All in all, a waste of time.

Items of the day

  • Funnies one liner – John J. DiIulio for his characterization of the the Bush administration as “the reign of the Mayberry Machiavellis
  • This post by the Agitator :

    Better people who are well-employed decide for the urban poor that they don’t need those jobs. And that they should be shopping at more tasteful stores, anyway.

    I think that maybe — just maybe — anti-Wal Mart sentiment has more to do with an aversion to the white, rural ethnology the store sometimes represents than its labor practices. We can’t have our Ethiopian restaurants and esoteric bookstores blighted by NASCAR culture.

Public piety

I have long believed that people are hard wired to practice religion in some form, and this current article on “So Long to Gas Guzzler Guilt“. The article is about a company called “Terrapass” that trades in pollution credits to make up for the auto emissions of environmentalists

The company is a for-profit enterprise, but caps its profits at a maximum of 10 percent of revenues.

Those revenues so far, Arnold says, are “itsy-bitsy-teeny-weeny.” The company started selling TerraPasses in November and had sold about 620 as of last week.

If you buy a TerraPass, the money will be used to purchase smog allowances on the Chicago Climate Exchange. The Climate Exchange allows polluting companies that produce less than a certain amount of airborne pollutants to sell credits to other companies that then allow them to go over the limit.

The overall limits are reduced over time making it more costly to exceed them. Organizations and companies that buy pollution credits reduce the overall supply of credits and also make it more costly for companies to exceed the limits.

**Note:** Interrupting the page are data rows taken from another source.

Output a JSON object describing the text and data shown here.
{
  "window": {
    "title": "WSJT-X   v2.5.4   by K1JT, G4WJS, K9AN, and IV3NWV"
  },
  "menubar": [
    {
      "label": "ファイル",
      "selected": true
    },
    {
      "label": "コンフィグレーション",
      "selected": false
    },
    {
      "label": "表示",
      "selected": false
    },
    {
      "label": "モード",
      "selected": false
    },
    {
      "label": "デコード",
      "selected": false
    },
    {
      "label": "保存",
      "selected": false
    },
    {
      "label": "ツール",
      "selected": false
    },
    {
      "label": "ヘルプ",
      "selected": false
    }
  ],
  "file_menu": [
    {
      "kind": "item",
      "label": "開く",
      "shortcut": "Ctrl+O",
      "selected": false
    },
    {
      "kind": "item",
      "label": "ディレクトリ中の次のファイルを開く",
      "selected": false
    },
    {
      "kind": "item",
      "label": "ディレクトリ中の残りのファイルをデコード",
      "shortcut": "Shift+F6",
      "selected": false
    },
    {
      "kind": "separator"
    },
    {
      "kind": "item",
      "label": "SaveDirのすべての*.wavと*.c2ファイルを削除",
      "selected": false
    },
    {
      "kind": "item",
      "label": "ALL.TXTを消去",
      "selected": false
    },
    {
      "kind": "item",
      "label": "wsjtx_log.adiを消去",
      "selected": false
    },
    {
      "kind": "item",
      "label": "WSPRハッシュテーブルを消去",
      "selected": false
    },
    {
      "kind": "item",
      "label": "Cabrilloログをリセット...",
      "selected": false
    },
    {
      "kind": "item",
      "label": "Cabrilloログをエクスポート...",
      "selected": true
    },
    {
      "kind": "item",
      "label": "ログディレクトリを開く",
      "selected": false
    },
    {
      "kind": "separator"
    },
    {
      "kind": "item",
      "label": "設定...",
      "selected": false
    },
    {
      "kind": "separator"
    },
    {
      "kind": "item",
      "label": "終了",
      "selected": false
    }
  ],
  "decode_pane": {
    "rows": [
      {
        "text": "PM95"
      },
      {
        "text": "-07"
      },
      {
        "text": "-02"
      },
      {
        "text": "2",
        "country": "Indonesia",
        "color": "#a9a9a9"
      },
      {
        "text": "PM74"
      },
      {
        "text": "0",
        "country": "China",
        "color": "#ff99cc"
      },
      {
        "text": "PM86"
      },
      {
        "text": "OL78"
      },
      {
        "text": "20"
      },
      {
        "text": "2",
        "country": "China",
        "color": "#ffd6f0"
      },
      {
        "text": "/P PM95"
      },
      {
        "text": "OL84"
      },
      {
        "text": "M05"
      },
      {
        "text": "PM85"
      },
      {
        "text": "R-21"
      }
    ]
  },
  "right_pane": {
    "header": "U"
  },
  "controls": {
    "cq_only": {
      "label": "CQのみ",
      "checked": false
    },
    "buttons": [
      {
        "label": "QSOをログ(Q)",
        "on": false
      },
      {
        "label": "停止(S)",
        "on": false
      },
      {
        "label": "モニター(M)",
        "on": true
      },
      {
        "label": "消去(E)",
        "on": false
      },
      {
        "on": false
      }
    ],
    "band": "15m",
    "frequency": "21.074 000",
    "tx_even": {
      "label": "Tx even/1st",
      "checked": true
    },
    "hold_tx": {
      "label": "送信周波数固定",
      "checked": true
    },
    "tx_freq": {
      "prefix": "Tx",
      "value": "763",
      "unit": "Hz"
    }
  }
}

Since car drivers are under no legal compulsion to try to compensate for their tailpipe emissions, the TerraPass will only appeal to those who feel some guilt about their driving, and want to do something about it.

Not surprisingly, few SUV drivers have been buying them. Most have gone to owners of fuel-efficient cars that produce relatively few pollutants.

That initially surprised Arnold.

“We fully expected to target SUV drivers with SUV guilt,” he said. “It just doesn’t exist”

Instead, he’s been traveling to environmental fairs pitching the idea to those who, for the most part, drive fuel efficient small cars and gas/electric hybrid vehicles.

“Environmentalists have a very conflicted relationship with their cars,” said Arnold.

As for himself, Arnold doesn’t own a car. He commutes to work by bicycle.

The need to show piety is deeply ingrained in us.

An interesting blog find

Via Tom Palmer, comes the interesting blog Right Watch, which is dedicated to keeping an eye on the self-styled “Paleo – Libertarian” section of the American political landscape, the Paleo libs being those who identify strongly with the later thought of Murray Rothbard and (improbably) the Confederate States of America. While a small group, they do seem to speak for a somewhat larger group of anti-war right wingers.

I’ve seen these folks in print for a while, and one thing always jumps out at me. For all their pro-CSA rhetoric, they have no visible connection to the actual South. One does not see any mention of a Southern birthplace or education on their bios. Any actual tie to the South, old or new, is conspicuous by it’s absense.

A day behind on the blogging

I’m almost caught up on the blogging, now. I went twice around Stone Mountain yesterday with Mike and Erin (happy birthday Erin!) and afterwards we had German good with Mary and Ed.

Then I fell asleep incredibly early for me (around midnight). When I woke up at 5:50 this morning I thought I’d slept through to the next night.